Heads shaking back and forth, “Thanks anyway,” we told him.
We decided--how could we file a report on something we saw without physical evidence to back it up? We understood we would have needed at least radar reports, photographs, or more eyewitnesses.
We never did file that report. We hoped we would hear others talk about spotting it too, but no one ever came forward. For weeks, I spent my free time watching the night sky and hoping for another sighting. I even bought a Nikon 8mm camera. I carried it with me wherever I went—just in case.
My hopes of seeing it again began to fade after several weeks. However, just as I started to think the earlier sighting was just a onetime fly-by, I saw it again.
Returning to my barracks from a second shift tour at the Communications Center, I decided to relax for a while. I sat in a chair on the second floor outside landing. Propping my feet up onto a railing, I began reminiscing about the first sighting. Since I was alone, the thought scared the hell out of me.
Just before 1:00 a.m. I was about to call it a night when it reappeared. A craft similar to the type Frank and I saw one month earlier.
In an instant, my mind switched from a relaxed state to one of “fight or flight.” My body froze and my adrenaline level skyrocketed. My hair hackled. My heart raced. I could not move my legs. My camera—I left it in my room.

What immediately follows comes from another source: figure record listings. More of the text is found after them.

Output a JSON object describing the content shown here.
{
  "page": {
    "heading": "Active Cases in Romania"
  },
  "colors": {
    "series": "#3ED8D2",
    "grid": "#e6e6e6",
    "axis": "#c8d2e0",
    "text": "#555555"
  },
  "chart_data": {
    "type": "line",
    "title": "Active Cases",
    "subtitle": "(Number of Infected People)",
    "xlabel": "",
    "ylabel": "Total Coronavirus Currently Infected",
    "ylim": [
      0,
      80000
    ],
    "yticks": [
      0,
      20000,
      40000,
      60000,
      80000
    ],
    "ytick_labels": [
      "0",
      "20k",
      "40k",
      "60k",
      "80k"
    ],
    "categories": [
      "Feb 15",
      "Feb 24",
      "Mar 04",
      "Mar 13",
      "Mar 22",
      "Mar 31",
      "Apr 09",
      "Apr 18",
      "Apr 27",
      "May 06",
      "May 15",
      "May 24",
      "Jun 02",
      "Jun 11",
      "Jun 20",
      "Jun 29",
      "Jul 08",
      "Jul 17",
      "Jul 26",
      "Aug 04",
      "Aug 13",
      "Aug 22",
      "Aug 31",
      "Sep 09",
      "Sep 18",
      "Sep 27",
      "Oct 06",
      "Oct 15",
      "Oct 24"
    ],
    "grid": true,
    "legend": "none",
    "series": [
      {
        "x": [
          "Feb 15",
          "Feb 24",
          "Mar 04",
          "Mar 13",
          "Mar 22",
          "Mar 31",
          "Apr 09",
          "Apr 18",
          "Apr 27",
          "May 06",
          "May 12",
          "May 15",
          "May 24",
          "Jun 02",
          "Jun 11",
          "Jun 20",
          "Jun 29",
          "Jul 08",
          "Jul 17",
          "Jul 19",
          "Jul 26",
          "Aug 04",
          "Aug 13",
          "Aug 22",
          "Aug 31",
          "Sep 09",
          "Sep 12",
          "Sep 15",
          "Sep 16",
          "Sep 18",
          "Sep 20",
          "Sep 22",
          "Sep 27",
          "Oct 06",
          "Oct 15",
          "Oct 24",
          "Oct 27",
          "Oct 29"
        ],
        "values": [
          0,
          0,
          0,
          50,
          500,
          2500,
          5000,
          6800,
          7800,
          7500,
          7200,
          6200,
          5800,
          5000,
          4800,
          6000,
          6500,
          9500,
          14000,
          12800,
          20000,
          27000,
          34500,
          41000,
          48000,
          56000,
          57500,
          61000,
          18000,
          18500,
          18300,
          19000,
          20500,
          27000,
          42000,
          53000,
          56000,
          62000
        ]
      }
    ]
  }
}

In my mind, I calculated the best course of action. There I was, sitting alone in the dark outside my barracks with no one else around, except--what? Common sense soon prevailed. No light beams were shooting down at me from the craft. It became clear that it took no notice of me and was moving northward away from my position. Thank God.

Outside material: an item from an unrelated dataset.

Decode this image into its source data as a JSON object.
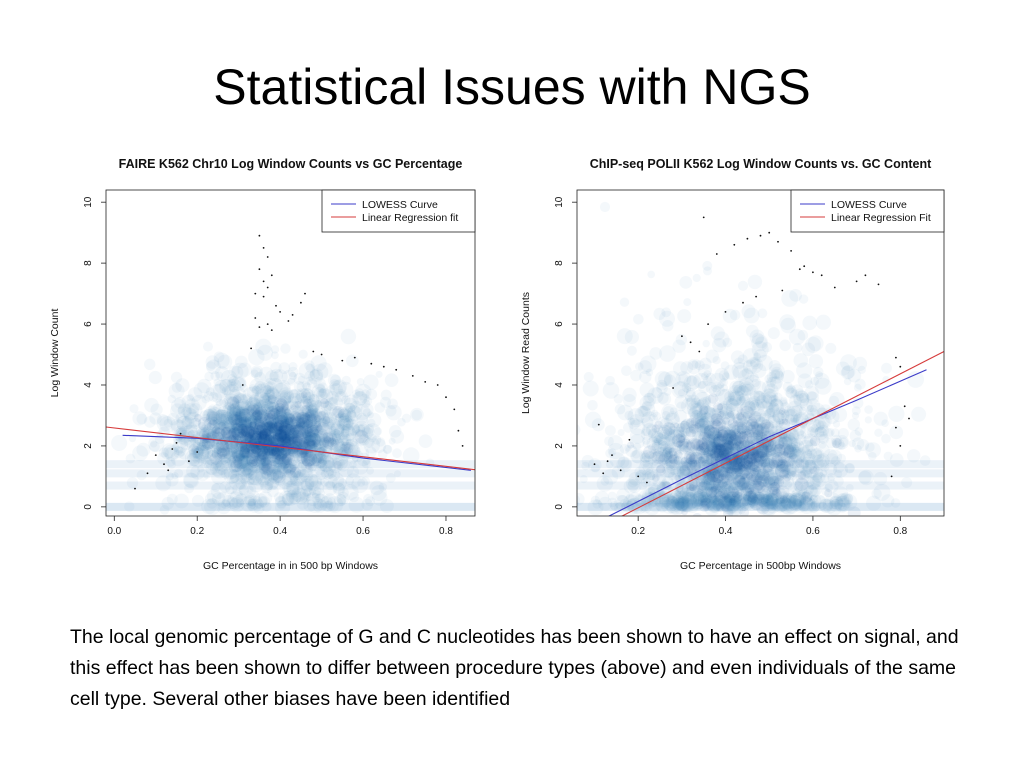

After a few seconds, my brain regained control of my body and I was able to move my legs. I stood and took the next logical step, I ran like hell. Sprinting down the long hallway to the center of the barracks to get to the stairs, I thought it best not to look back. I did not. Reaching the stairway, I made it down the thirteen steps to the first floor in three or four leaps. At the bottom, I turned and ran straight to the C.Q. office phone.
The Charge of Quarters had been dozing at his desk when I grabbed the phone to report the sighting to the control tower.
Airman Bernard answered on the first ring. “Tower, Airman Bernard here.” “George, this is Marty from the Communications Squadron. I just saw it again!” I explained. I was nearly out of breath and spoke with a nervous stutter. “It looked the same as the last one.” Bernard must have heard me breathing heavily and sensed that I was anxious. He told me to be calm, relax and tell him what I had seen.
I recounted the event as it happened. He put me on hold as he checked with three different radar sites scanning the island’s airspace.
The C.Q. awoke hearing my conversation with the tower controller. “What’s the matter?” he asked. “You look as though you just saw a ghost.” “No, not a ghost,” I answered, “I’ll explain later.” After what seemed like hours, Bernard came back on the line. “We’ve had no radar contacts for two hours,” he said.
Again, he advised me to fill out an Unidentified Aircraft Report. I did not bother. For the second time, I declined. I felt that no one would believe me without proof.
I thought if only I had brought my camera with me.